Sunday, March 23, 2014: John 4:5-42
What if we gave up division for Lent? I wish we could let go of those things that divide us. Last year was a signal moment as many commemorated the civil rights movement and Martin Luther King Jr.’s “I Have a Dream” speech. I spoke on several occasions about the still necessary hope for racial unity where there is instead a devastating divide and about how so many wish desperately that we could let that division go. I suggested that a package deal would be nice. We could take other divisions that trouble our social and political attempts at unity: regional, gender, sexual orientation, economic, religious, and ideological. Then we’d harvest them into one magnificent, writhing bundle and just let them all go. What a season of Lent it would be!
But we don’t do this. Perhaps we lack the will. Perhaps we lack direction. We need guideposts and leaders to show us the way. The author of the fourth Gospel understands. In his account of Jesus’ ministry he takes care to include an incident that models the bravest of efforts at letting go of a human division that has created deep social barriers.
Jesus is on a journey from Judea to Galilee. Because he has to walk through the ethnic minefield that is Samaria, he might as well be on a trip from the past (the world as it is) into the future (the world as God intends). Jesus has to make this trip. The necessity is not geographical, as Warren Carter points out; it’s theological. “[The necessity] reveals God’s inclusive love for all.” It reveals God’s attempt to lead us away from our drive to divide.
The first-century ethnic hatred between the Samaritans and the Jews is widely acknowledged. Ethnic ancestry links the Samaritans and the Jews in the “promised land” settled by the Hebrew tribes. But after the Assyrian conquest in 721 BC, the tribes that had settled in the northern portion of Canaan were deported and dispersed. By the first century AD these Samaritan tribes worshiped God on Mount Gerizim instead of Jerusalem, the preferred Jewish site. The division became deeper than a difference in the place of worship; it was a difference based in blood and identity. The peoples were religious about this ethnic divide and faithful to the hate that generated from it.

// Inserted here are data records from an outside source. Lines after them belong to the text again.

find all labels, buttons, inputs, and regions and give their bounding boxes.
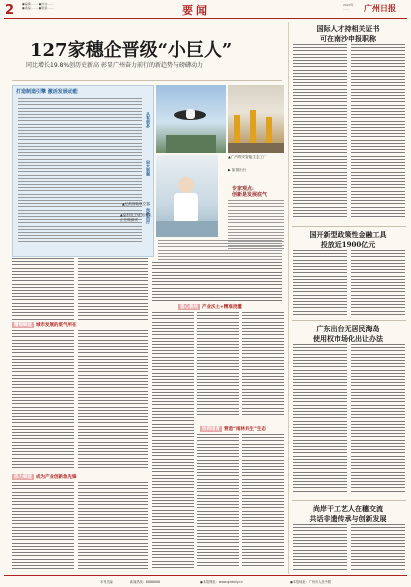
subsection-heading bbox=[178, 304, 242, 310]
story-text bbox=[293, 250, 347, 316]
subsection-tag: 精细赋能 bbox=[14, 323, 32, 328]
editor-meta bbox=[22, 2, 54, 10]
subsection-heading bbox=[12, 474, 77, 480]
page-number: 2 bbox=[5, 3, 15, 18]
subsection-title: 产业沃土+精准浇灌 bbox=[202, 305, 242, 310]
column-rule bbox=[288, 22, 289, 574]
body-text bbox=[152, 312, 194, 572]
story-title: 国开新型政策性金融工具 投放近1900亿元 bbox=[309, 230, 387, 249]
body-text bbox=[242, 434, 284, 572]
date-line: …… bbox=[343, 7, 349, 11]
caption-text bbox=[158, 240, 282, 262]
story-text bbox=[351, 524, 405, 572]
story-text bbox=[351, 250, 405, 316]
story-text bbox=[293, 44, 347, 222]
footer-left: 本刊总编 bbox=[100, 580, 113, 584]
expert-view-title: 专家观点: 创新是发展底气 bbox=[232, 186, 268, 198]
box-label: 向新而行 bbox=[146, 208, 151, 224]
body-text bbox=[242, 312, 284, 422]
body-text bbox=[197, 434, 239, 572]
body-text bbox=[12, 482, 74, 572]
photo-caption: ▲亿航智能航空器 bbox=[122, 202, 150, 206]
header-rule bbox=[4, 18, 407, 19]
researcher-icon bbox=[156, 155, 218, 237]
divider bbox=[12, 80, 282, 81]
photo-caption: ▲晶科电子研发团队正在做测试 bbox=[120, 213, 152, 222]
subsection-title: 营造“雨林共生”生态 bbox=[224, 427, 266, 432]
lab-photo bbox=[156, 155, 218, 237]
subsection-heading bbox=[12, 322, 77, 328]
meta-line: ●美编:…… ●组版:…… bbox=[22, 6, 55, 10]
lead-subhead: 同比增长19.8%创历史新高 彰显广州奋力前行的新趋势与磅礴动力 bbox=[26, 62, 203, 69]
story-text bbox=[351, 344, 405, 496]
body-text bbox=[12, 258, 74, 320]
story-divider bbox=[292, 226, 406, 227]
story-text bbox=[351, 44, 405, 222]
footer bbox=[0, 576, 411, 587]
story-title: 广东出台无居民海岛 使用权市场化出让办法 bbox=[313, 324, 383, 343]
subsection-tag: 悉心栽培 bbox=[180, 305, 198, 310]
box-label: 从有到多 bbox=[146, 112, 151, 128]
story-title: 国际人才持相关证书 可在南沙申报职称 bbox=[316, 24, 380, 43]
info-box-heading: 打造制造引擎 激活发展动能 bbox=[16, 89, 78, 95]
subsection-tag: 添力赋能 bbox=[14, 475, 32, 480]
subsection-tag: 协同培育 bbox=[202, 427, 220, 432]
info-box-text bbox=[18, 98, 142, 248]
date-line: 2023年 bbox=[343, 3, 354, 7]
body-text bbox=[78, 482, 148, 572]
newspaper-logo: 广州日报 bbox=[364, 3, 396, 13]
body-text bbox=[197, 312, 239, 422]
body-text bbox=[78, 330, 148, 470]
subsection-title: 成为产业创新急先锋 bbox=[36, 475, 77, 480]
footer-website: ●本报网址：www.gzdaily.cn bbox=[200, 580, 243, 584]
date-meta bbox=[343, 3, 354, 11]
body-text bbox=[78, 258, 148, 320]
factory-photo bbox=[228, 85, 284, 153]
section-title: 要闻 bbox=[182, 4, 210, 17]
subsection-heading bbox=[200, 426, 266, 432]
meta-line: ●编辑:…… ●校对:…… bbox=[22, 2, 55, 6]
story-divider bbox=[292, 320, 406, 321]
aircraft-icon bbox=[156, 85, 226, 153]
body-text bbox=[152, 262, 282, 302]
body-text bbox=[12, 330, 74, 470]
box-label: 由大到强 bbox=[146, 160, 151, 176]
aircraft-photo bbox=[156, 85, 226, 153]
sidebar-quote: ▶ 如祺出行 bbox=[228, 168, 247, 172]
story-title: 尚岸干工艺人在穗交流 共话非遗传承与创新发展 bbox=[309, 504, 387, 523]
story-text bbox=[293, 344, 347, 496]
subsection-title: 城市发展的底气所在 bbox=[36, 323, 77, 328]
footer-address: ●本报地址：广州市人民中路 bbox=[290, 580, 332, 584]
robot-arm-icon bbox=[228, 85, 284, 153]
photo-caption: ▲广汽埃安智能生态工厂 bbox=[228, 155, 267, 159]
story-text bbox=[293, 524, 347, 572]
lead-headline: 127家穗企晋级“小巨人” bbox=[30, 40, 233, 61]
footer-hotline: 新闻热线：8888888 bbox=[130, 580, 161, 584]
story-divider bbox=[292, 500, 406, 501]
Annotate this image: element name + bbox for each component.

Jesus walked head-on into this hate when he intentionally wandered into the Samaritan city of Sychar and took a seat by a Samaritan well. This thirsty man who was the source of living water provided the model and the modus operandi for letting go of division. He sat waiting by a well without the necessary container for drawing water because he was waiting for something other than water. He was waiting for a Samaritan.
And a Samaritan showed up. Unsurprisingly, since drawing the water was primarily a woman’s job, the Samaritan was a woman. Jesus had inserted himself into a situation where, in order to fulfill God’s intent, he had to let go of the rule that said that a man of stature did not converse publicly with a woman and that a Jew did not interact with a Samaritan. He had the will to let go of that rule; he also had the way to do so. He chose a circumstance of division, then instigated community.

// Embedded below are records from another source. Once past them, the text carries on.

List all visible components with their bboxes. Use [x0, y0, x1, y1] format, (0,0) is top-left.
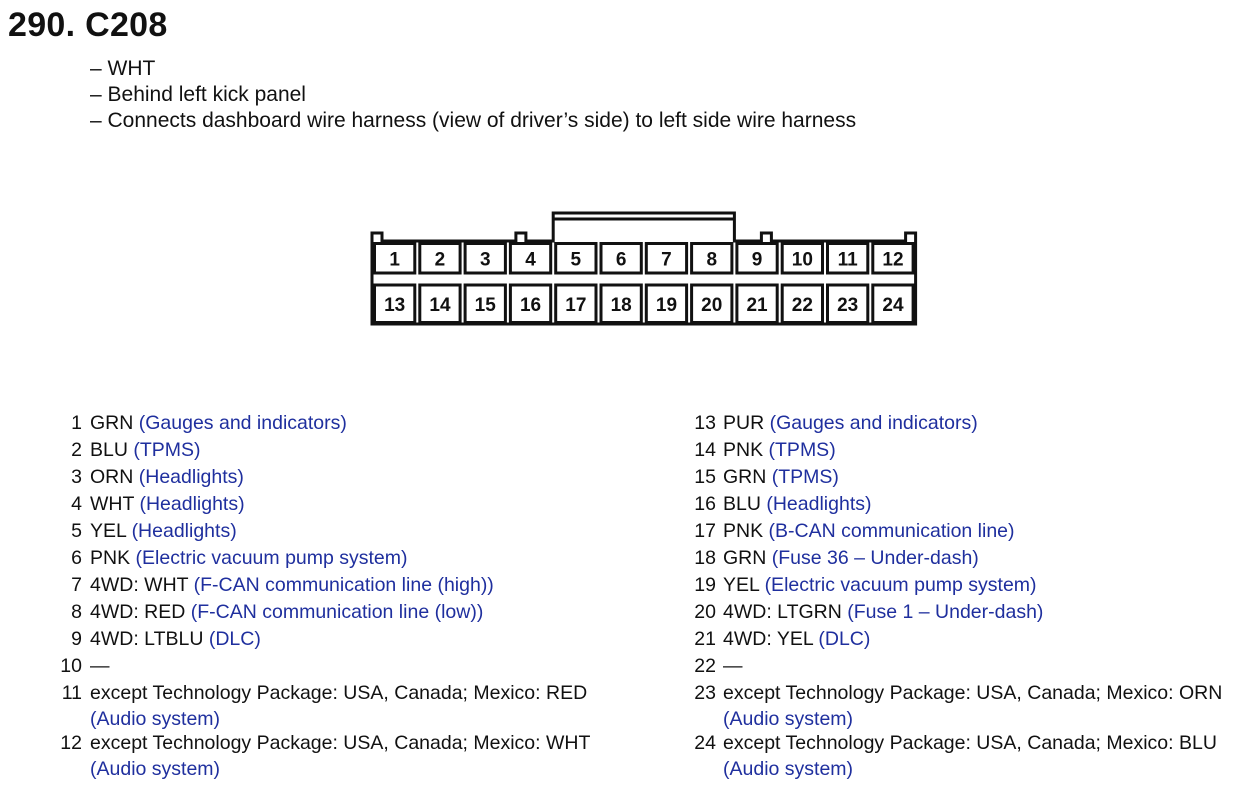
note-connects: – Connects dashboard wire harness (view of driver’s side) to left side wire harness	[90, 109, 857, 132]
pin-row-number: 2	[71, 439, 82, 461]
pin-row-number: 21	[694, 628, 716, 650]
wire-color: BLU	[723, 493, 761, 515]
pin-number-22: 22	[791, 294, 813, 316]
circuit-name: (Headlights)	[131, 520, 237, 542]
pin-number-6: 6	[615, 249, 627, 271]
pin-number-4: 4	[525, 249, 536, 271]
wire-color: except Technology Package: USA, Canada; Mexico: WHT	[90, 732, 591, 754]
wire-color: 4WD: LTBLU	[90, 628, 209, 650]
pin-row-number: 24	[694, 732, 716, 754]
circuit-name: (Audio system)	[90, 758, 221, 780]
pin-row-number: 14	[694, 439, 716, 461]
pin-number-7: 7	[661, 249, 672, 271]
pin-row-number: 12	[60, 732, 82, 754]
pin-number-2: 2	[434, 249, 446, 271]
pin-row-number: 23	[694, 682, 716, 704]
circuit-name: (TPMS)	[768, 439, 836, 461]
circuit-name: (Headlights)	[766, 493, 872, 515]
pin-row-number: 7	[71, 574, 82, 596]
circuit-name: (Headlights)	[138, 466, 244, 488]
circuit-name: (Gauges and indicators)	[769, 412, 978, 434]
wire-color: PNK	[723, 439, 764, 461]
circuit-name: (DLC)	[818, 628, 871, 650]
pin-row-number: 20	[694, 601, 716, 623]
pin-row-number: 1	[71, 412, 82, 434]
pin-number-16: 16	[519, 294, 542, 316]
circuit-name: (Electric vacuum pump system)	[135, 547, 408, 569]
wire-color: GRN	[90, 412, 134, 434]
circuit-name: (Fuse 36 – Under-dash)	[771, 547, 979, 569]
connector-housing	[372, 213, 916, 324]
circuit-name: (F-CAN communication line (low))	[190, 601, 484, 623]
pin-row-number: 16	[694, 493, 716, 515]
pin-row-number: 10	[60, 655, 82, 677]
wire-color: ORN	[90, 466, 134, 488]
pin-row-number: 4	[71, 493, 82, 515]
circuit-name: (TPMS)	[133, 439, 201, 461]
pin-row-number: 17	[694, 520, 716, 542]
pin-number-23: 23	[837, 294, 859, 316]
pin-number-1: 1	[389, 249, 400, 271]
pin-row-number: 22	[694, 655, 716, 677]
pin-row-number: 6	[71, 547, 82, 569]
wire-color: —	[723, 655, 743, 677]
circuit-name: (Audio system)	[723, 758, 854, 780]
wire-color: 4WD: WHT	[90, 574, 189, 596]
pin-number-14: 14	[429, 294, 451, 316]
pin-number-21: 21	[746, 294, 768, 316]
circuit-name: (B-CAN communication line)	[768, 520, 1015, 542]
wire-color: PNK	[90, 547, 131, 569]
pin-number-8: 8	[706, 249, 718, 271]
wire-color: YEL	[90, 520, 127, 542]
wire-color: PUR	[723, 412, 765, 434]
circuit-name: (Fuse 1 – Under-dash)	[847, 601, 1044, 623]
wire-color: 4WD: LTGRN	[723, 601, 848, 623]
pin-number-5: 5	[570, 249, 582, 271]
pin-number-12: 12	[882, 249, 904, 271]
connector-diagram	[364, 203, 924, 343]
wire-color: BLU	[90, 439, 128, 461]
wire-color: 4WD: RED	[90, 601, 186, 623]
pin-row-number: 11	[61, 682, 82, 704]
circuit-name: (Audio system)	[90, 708, 221, 730]
pin-number-10: 10	[791, 249, 813, 271]
circuit-name: (Gauges and indicators)	[138, 412, 347, 434]
note-location: – Behind left kick panel	[90, 83, 306, 106]
wire-color: YEL	[723, 574, 760, 596]
wire-color: GRN	[723, 466, 767, 488]
pin-row-number: 5	[71, 520, 82, 542]
pin-number-20: 20	[701, 294, 723, 316]
wire-color: WHT	[90, 493, 135, 515]
wire-color: PNK	[723, 520, 764, 542]
pin-number-18: 18	[610, 294, 632, 316]
wire-color: 4WD: YEL	[723, 628, 813, 650]
pin-number-9: 9	[751, 249, 763, 271]
circuit-name: (Audio system)	[723, 708, 854, 730]
pin-row-number: 19	[694, 574, 716, 596]
circuit-name: (Electric vacuum pump system)	[764, 574, 1037, 596]
page-title: 290. C208	[8, 6, 168, 44]
wire-color: except Technology Package: USA, Canada; Mexico: ORN	[723, 682, 1223, 704]
wire-color: except Technology Package: USA, Canada; Mexico: RED	[90, 682, 588, 704]
pin-row-number: 3	[71, 466, 82, 488]
circuit-name: (F-CAN communication line (high))	[193, 574, 494, 596]
pin-number-19: 19	[655, 294, 678, 316]
circuit-name: (DLC)	[208, 628, 261, 650]
connector-cells	[375, 244, 914, 323]
pin-number-3: 3	[479, 249, 491, 271]
pin-number-17: 17	[565, 294, 587, 316]
circuit-name: (TPMS)	[771, 466, 839, 488]
pin-number-11: 11	[837, 249, 858, 271]
note-color: – WHT	[90, 57, 156, 80]
pin-row-number: 13	[694, 412, 716, 434]
pin-row-number: 15	[694, 466, 716, 488]
circuit-name: (Headlights)	[139, 493, 245, 515]
pin-row-number: 18	[694, 547, 716, 569]
pin-number-13: 13	[384, 294, 406, 316]
wire-color: GRN	[723, 547, 767, 569]
wire-color: except Technology Package: USA, Canada; Mexico: BLU	[723, 732, 1217, 754]
pin-row-number: 9	[71, 628, 82, 650]
pin-row-number: 8	[71, 601, 82, 623]
wire-color: —	[90, 655, 110, 677]
pin-number-24: 24	[882, 294, 904, 316]
pin-number-15: 15	[474, 294, 496, 316]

The Samaritan woman knew the power of ethnic division and wondered why Jesus wasn’t adhering to the principle that had maintained this distance for so long. “Why does a Jew ask a Samaritan for a drink of water?”
Jesus could have said that he had no container with which to draw water. He could have said that he was thirsty. Instead, he said, “If you knew the gift of God that is me, you would have asked me for a drink, and I would have given you living water.”

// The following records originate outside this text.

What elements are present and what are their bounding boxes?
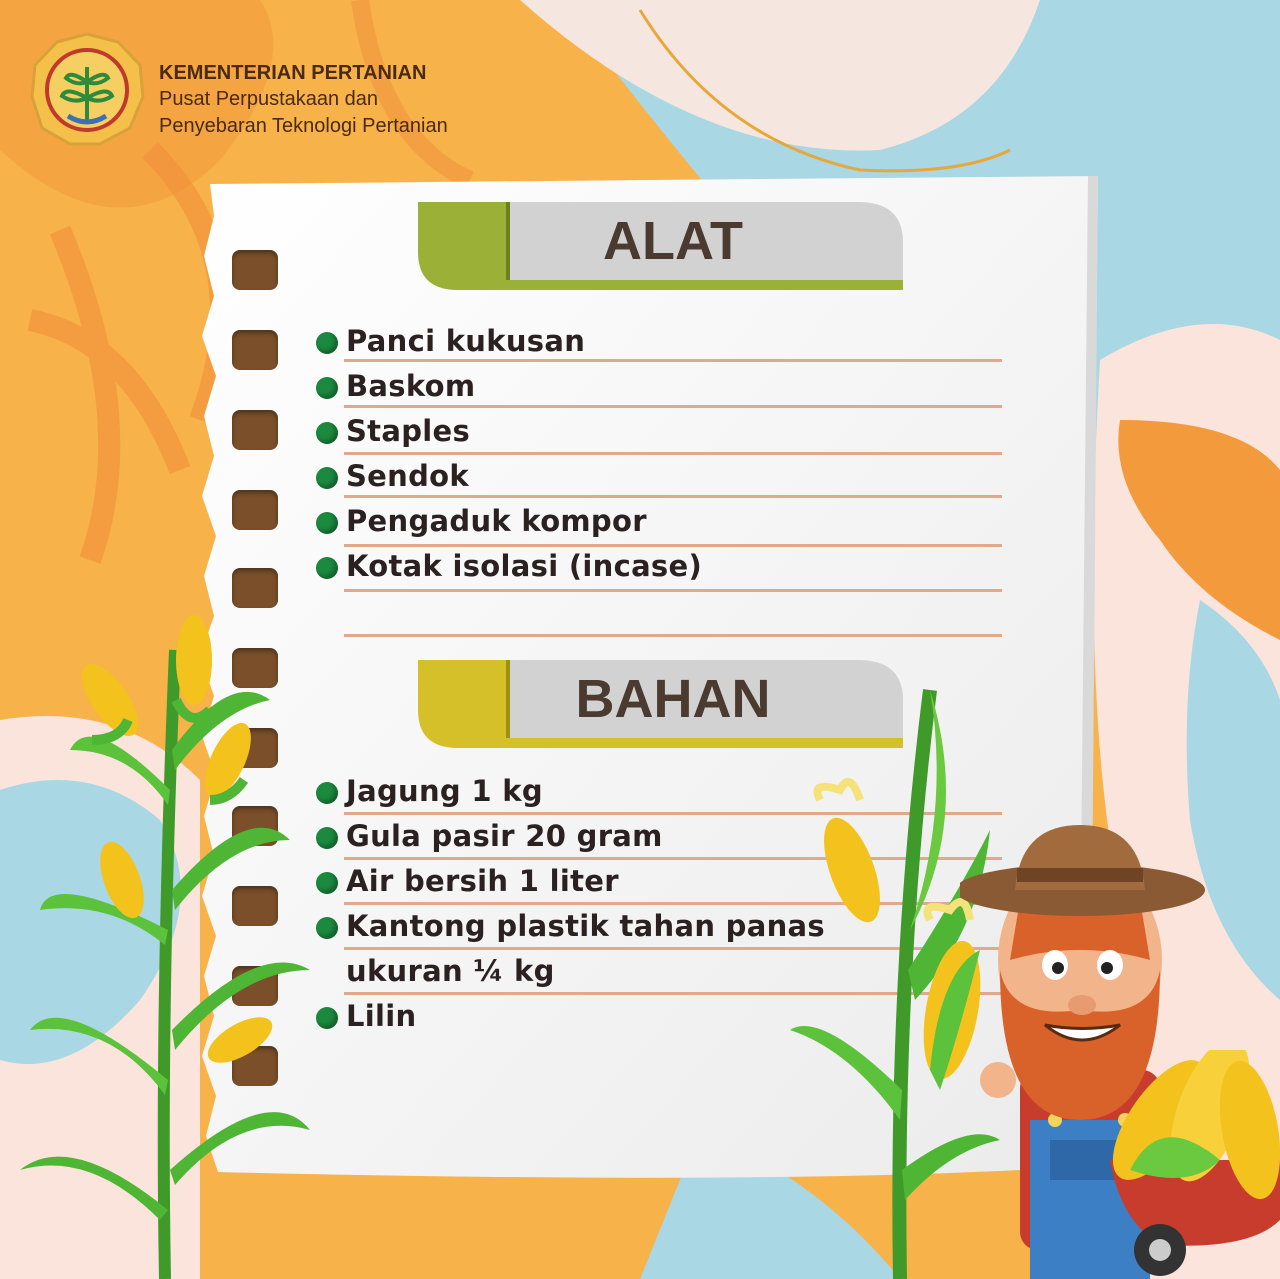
binder-hole [232, 490, 278, 530]
list-item-label: Gula pasir 20 gram [346, 819, 663, 853]
unit-line-1: Pusat Perpustakaan dan [159, 88, 379, 110]
list-item-label: Baskom [346, 369, 476, 403]
binder-hole [232, 410, 278, 450]
list-item [316, 412, 1002, 456]
bullet-icon [316, 512, 338, 534]
bahan-title: BAHAN [575, 669, 771, 729]
list-item-label: Kantong plastik tahan panas [346, 909, 825, 943]
list-item-label: Kotak isolasi (incase) [346, 549, 703, 583]
divider [344, 405, 1002, 408]
alat-banner [418, 202, 903, 290]
alat-title: ALAT [603, 211, 743, 271]
binder-hole [232, 250, 278, 290]
list-item-label: Air bersih 1 liter [346, 864, 619, 898]
unit-line-2: Penyebaran Teknologi Pertanian [159, 115, 448, 137]
header-text [159, 60, 579, 140]
wheelbarrow-icon [1100, 1050, 1280, 1279]
bullet-icon [316, 377, 338, 399]
list-item-label: Panci kukusan [346, 324, 586, 358]
list-item [316, 367, 1002, 411]
list-item-label: Jagung 1 kg [346, 774, 543, 808]
divider [344, 634, 1002, 637]
divider [344, 359, 1002, 362]
list-item [316, 322, 1002, 366]
binder-hole [232, 568, 278, 608]
list-item [316, 457, 1002, 501]
divider [344, 495, 1002, 498]
list-item-label: Pengaduk kompor [346, 504, 647, 538]
bullet-icon [316, 467, 338, 489]
divider [344, 452, 1002, 455]
list-item-label: Staples [346, 414, 471, 448]
list-item-label: Sendok [346, 459, 469, 493]
org-name: KEMENTERIAN PERTANIAN [159, 62, 427, 84]
bullet-icon [316, 422, 338, 444]
list-item-label: ukuran ¼ kg [346, 954, 555, 988]
binder-hole [232, 330, 278, 370]
list-item [316, 547, 1002, 591]
ministry-logo-icon [30, 32, 145, 147]
bullet-icon [316, 332, 338, 354]
list-item [316, 502, 1002, 546]
divider [344, 589, 1002, 592]
corn-plant-icon [10, 610, 320, 1279]
bullet-icon [316, 557, 338, 579]
list-item-label: Lilin [346, 999, 417, 1033]
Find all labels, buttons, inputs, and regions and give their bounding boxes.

Jesus wanted to make a point. He asked his question to provoke the response that he knew would come. A Jew does not ask a Samaritan for water. A Samaritan, in any case, would not feel obliged to provide it. According to Jesus’ odd response, Jesus is God’s response to this circumstance of division. In him God provides a reservoir of living water that is as available to Samaritans as it is to Jews. Throughout the gospel, the offer of Jesus’ person, power, and life was available to every Jewish person he met; now Jesus was saying that Samaritans too could ask for and receive this gift and that God did not respect the divide that the Samaritans and the Jews so religiously maintained. Here Jesus announces that worship of God is not tied to geographical divisions but crosses boundaries. True worshipers of God commemorate God not in contested spaces segregated for some and against others, but in the location of spirit and truth.
Jesus has shown the way that cuts across the boundaries that humans devise—a way whereby life in real community can exist. In John 4 he precipitated community by acting against division, and for a brief moment he succeeded. While Jesus remained at the well the woman ran into the Samaritan city and proclaimed Jesus to her people. The Samaritans came to see Jesus and his Jewish disciples, and they believed and stayed with them. For two days Jews and Samaritans prayed and worshiped together as an undivided people. Where there had been division there was now community. If John had recorded Jesus’ activity in the way the synoptic authors recorded Jesus’ parables, he might well have ended with “Go and do likewise.”